Friday, December 4, 2009


Seems like everyone and their brother is blogging about golf lately. Figured I might as well hop on the bandwagon, but not on the subject you may be thinking of. Today's image is an action shot. There no "swinging blades of death" type action, but there is enough to show a finer point of the game. It's a case of what's real and what the mind sees. As you can probably see from the sharp shadow beneath the ball, it was a pretty sunny day when the shot was taken. You can see the hairs on my friend's leg and the ribs of his socks, so we can safely say the shutter speed was relatively high. Now take a look at the putter. There's motion blur in the movement of the putter toward the ball. The two statements don't really go together. High shutter speed and motion blur, unless you're talking Space Shuttle speeds, don't happen in the same frame without some messin' around. All you have to done is isolate the putter head and shaft and add just a little motion blur, making sure you have the blur going in the direction of the swing. It would be just a wee bit dumb to have the blur running on a 45 degree angle if the putter is just skimming along the ground. Adding a mask and making sure the front edge is sharp and all the "motion" is in back of the plane of the stick adds to the realism of the shot. If you think of it beforehand, set the ball close to the cup. If you don't think to do that, create your own hole. Just make an oval at the edge of the image and fill it with black. Add one more layer and hit the top of the cup with a dark brown, curved swipe. Change the Blend Mode to Color and reduce the Opacity to taste. To find out about my thinking of "how" to tell the story, hit the "read more".

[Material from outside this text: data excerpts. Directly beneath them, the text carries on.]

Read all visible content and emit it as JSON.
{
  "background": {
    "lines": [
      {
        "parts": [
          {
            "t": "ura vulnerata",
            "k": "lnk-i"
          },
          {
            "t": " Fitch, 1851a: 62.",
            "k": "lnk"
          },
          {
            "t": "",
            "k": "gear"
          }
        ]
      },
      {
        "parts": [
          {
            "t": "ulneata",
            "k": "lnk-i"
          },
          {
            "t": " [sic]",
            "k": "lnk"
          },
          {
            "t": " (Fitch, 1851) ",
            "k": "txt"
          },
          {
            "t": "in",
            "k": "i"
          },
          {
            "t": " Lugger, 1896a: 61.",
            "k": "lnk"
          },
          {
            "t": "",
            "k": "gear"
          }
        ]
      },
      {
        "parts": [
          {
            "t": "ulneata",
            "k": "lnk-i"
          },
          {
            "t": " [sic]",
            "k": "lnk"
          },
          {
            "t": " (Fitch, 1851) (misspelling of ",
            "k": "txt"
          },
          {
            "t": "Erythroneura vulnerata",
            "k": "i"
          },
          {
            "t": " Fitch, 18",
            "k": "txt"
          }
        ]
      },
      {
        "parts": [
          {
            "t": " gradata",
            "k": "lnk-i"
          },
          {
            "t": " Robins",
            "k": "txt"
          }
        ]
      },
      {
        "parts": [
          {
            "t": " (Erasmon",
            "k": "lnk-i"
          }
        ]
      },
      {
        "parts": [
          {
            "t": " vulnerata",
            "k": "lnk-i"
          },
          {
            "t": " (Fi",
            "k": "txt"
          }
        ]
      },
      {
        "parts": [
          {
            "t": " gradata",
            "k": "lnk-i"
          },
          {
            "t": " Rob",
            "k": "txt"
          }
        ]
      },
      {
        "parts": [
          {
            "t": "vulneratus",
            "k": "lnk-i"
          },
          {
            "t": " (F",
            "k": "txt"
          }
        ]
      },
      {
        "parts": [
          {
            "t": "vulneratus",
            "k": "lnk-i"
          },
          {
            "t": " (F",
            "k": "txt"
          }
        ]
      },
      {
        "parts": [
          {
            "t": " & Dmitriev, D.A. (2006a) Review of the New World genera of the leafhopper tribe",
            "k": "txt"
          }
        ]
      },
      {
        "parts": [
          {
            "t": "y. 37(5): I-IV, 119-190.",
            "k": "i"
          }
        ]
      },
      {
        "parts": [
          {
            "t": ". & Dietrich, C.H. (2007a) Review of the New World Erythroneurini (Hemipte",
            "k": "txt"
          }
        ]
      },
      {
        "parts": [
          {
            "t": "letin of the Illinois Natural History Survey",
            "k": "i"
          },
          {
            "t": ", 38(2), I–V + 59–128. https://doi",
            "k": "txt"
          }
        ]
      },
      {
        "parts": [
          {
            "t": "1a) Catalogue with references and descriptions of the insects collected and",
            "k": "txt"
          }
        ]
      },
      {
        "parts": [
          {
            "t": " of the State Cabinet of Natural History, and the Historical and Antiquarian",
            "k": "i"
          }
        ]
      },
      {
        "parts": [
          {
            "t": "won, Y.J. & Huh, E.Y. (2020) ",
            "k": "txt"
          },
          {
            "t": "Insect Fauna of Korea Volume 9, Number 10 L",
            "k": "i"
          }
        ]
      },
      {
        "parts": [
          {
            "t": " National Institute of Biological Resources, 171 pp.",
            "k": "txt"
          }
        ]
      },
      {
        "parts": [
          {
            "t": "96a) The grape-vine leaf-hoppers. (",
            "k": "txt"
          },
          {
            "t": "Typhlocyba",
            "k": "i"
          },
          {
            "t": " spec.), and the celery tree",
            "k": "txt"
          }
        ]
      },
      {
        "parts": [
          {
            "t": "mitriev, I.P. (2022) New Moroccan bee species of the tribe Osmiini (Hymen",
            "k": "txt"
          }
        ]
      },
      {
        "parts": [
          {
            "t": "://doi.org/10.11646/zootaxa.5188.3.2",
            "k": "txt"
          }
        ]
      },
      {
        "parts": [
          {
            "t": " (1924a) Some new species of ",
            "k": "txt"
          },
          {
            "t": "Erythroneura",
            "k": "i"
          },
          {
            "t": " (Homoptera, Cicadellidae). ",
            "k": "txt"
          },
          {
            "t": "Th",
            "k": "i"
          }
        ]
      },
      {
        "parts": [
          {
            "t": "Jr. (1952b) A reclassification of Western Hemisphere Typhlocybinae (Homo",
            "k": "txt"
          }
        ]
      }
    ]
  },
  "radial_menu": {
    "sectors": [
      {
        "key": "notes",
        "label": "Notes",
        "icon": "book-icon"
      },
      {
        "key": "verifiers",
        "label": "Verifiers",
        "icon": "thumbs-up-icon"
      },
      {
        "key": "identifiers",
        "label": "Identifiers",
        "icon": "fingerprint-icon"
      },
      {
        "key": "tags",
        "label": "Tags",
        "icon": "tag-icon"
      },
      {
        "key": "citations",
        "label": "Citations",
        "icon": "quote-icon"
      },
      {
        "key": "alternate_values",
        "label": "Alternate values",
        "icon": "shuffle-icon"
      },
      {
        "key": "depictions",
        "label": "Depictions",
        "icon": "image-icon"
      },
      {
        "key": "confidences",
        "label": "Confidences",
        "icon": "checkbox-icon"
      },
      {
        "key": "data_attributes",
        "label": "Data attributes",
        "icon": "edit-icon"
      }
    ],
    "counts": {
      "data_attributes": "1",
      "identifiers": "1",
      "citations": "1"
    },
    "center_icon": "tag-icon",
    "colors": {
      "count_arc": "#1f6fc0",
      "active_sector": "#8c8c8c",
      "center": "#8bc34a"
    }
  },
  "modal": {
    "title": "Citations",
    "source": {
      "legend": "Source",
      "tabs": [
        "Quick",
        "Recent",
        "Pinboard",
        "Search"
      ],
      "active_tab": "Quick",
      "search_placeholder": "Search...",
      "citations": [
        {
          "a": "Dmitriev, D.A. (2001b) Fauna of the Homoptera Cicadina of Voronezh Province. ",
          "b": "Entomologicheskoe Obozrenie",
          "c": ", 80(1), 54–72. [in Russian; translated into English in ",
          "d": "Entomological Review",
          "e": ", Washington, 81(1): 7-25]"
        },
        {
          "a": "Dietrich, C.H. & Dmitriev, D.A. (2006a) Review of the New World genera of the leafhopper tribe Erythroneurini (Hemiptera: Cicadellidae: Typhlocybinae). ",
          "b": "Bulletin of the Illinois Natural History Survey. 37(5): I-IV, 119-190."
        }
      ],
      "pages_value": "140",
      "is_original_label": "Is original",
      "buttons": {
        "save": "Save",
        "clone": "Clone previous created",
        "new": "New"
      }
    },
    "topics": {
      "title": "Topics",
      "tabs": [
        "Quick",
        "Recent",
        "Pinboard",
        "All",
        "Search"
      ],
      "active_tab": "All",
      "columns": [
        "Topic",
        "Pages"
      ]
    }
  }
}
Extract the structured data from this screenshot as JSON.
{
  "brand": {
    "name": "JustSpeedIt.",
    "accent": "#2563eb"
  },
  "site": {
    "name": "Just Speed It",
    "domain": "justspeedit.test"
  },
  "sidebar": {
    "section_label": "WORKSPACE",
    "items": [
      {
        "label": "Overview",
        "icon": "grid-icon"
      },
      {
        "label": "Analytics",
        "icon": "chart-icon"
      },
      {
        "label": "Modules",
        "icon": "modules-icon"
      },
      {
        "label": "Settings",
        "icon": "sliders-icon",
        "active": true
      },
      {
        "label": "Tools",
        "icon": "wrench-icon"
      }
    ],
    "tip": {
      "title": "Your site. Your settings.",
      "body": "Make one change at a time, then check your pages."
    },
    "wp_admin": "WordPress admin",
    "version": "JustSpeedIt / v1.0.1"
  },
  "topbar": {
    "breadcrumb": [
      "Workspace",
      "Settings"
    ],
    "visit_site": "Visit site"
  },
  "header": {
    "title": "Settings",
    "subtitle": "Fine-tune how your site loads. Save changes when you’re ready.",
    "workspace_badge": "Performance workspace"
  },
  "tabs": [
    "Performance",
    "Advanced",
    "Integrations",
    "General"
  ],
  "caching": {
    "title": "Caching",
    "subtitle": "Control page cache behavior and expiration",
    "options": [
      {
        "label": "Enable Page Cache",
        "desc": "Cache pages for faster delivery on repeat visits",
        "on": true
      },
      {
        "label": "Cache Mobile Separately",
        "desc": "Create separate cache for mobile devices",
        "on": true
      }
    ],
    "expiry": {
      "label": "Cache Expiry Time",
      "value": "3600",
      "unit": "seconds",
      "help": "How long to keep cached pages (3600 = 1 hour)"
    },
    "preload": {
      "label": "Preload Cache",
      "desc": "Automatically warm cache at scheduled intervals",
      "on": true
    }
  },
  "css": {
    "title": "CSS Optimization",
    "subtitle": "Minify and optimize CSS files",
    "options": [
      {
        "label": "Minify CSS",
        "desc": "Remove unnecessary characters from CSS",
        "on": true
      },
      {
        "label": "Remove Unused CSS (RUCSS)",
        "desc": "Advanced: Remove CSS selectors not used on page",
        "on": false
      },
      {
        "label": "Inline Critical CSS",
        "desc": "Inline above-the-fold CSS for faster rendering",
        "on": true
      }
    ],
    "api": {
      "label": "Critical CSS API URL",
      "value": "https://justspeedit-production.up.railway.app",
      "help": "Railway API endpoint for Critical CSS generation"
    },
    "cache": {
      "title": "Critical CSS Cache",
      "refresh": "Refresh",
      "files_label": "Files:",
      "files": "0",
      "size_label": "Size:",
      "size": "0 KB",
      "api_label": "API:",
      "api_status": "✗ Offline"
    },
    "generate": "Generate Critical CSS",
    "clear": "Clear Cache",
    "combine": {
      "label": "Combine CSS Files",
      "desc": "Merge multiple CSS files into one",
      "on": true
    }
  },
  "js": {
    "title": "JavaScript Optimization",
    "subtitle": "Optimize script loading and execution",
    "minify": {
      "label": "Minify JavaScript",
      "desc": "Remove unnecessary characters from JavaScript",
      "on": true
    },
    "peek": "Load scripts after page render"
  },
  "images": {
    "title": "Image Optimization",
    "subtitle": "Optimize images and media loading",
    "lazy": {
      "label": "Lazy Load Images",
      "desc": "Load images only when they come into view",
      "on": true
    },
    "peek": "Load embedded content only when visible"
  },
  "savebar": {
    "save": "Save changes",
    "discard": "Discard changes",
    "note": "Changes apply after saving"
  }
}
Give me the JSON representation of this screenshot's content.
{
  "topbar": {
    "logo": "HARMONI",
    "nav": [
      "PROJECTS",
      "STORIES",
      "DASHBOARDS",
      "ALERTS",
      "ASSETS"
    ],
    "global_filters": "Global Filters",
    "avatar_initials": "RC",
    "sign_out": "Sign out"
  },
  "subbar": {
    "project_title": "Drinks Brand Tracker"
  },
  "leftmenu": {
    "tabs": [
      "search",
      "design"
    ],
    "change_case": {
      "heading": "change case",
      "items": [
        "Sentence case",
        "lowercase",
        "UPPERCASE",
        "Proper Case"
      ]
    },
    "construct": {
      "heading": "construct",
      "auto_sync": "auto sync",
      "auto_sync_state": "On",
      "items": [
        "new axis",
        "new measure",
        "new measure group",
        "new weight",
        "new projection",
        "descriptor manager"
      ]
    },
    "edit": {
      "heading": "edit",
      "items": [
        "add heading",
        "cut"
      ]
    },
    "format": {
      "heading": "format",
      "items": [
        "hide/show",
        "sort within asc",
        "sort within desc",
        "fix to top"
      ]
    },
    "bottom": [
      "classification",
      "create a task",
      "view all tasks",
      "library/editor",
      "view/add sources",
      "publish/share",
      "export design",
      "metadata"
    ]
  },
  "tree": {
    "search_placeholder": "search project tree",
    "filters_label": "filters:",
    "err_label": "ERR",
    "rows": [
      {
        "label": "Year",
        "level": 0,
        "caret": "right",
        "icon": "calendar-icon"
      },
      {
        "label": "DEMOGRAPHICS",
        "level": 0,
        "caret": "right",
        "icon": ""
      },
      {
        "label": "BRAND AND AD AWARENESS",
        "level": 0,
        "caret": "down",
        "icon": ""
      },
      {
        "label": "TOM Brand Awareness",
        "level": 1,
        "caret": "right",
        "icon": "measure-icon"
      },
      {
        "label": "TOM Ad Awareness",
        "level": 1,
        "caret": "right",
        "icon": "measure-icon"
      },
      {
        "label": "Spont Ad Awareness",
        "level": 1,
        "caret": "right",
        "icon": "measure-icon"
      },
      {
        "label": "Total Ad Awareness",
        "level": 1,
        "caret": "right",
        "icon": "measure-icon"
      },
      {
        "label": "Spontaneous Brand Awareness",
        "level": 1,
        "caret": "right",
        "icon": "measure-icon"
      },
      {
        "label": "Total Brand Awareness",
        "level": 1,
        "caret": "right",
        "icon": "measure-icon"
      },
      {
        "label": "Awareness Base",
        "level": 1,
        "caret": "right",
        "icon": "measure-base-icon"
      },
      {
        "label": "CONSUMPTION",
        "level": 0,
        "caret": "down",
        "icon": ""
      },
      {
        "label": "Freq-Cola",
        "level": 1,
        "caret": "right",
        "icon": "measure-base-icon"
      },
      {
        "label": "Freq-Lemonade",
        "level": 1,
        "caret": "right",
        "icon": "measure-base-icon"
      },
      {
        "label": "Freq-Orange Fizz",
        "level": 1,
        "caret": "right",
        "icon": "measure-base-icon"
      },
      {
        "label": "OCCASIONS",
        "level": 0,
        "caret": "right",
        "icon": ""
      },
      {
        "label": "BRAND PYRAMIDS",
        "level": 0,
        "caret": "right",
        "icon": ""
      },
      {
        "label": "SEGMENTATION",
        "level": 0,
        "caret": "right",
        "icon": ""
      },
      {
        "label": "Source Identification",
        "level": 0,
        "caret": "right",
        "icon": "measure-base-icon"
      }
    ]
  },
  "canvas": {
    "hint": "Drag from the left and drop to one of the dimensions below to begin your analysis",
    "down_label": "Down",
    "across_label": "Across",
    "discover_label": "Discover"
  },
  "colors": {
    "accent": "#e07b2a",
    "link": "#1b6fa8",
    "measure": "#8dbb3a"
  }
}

This is another example of telling an entire story with a very small portion of a scene. You really don't need to see the golfer to know what's going on. You don't need the entire putter or the entire hole to understand what the person is trying to achieve. The way to approach this image is to think of the story you're trying to tell, just lile someone authoring a written narrative of the scene. Present the story, add some embellishment (the motion blur), and get out. Leave the reader (viewer) to use their own imagination to "see" the wider shot.

Just one more thing. That golfer who's having a hard time at the moment? There's a reason his yacht is named "Privacy". He's earned it, he (like all of us) deserves it and what happened is none of our business.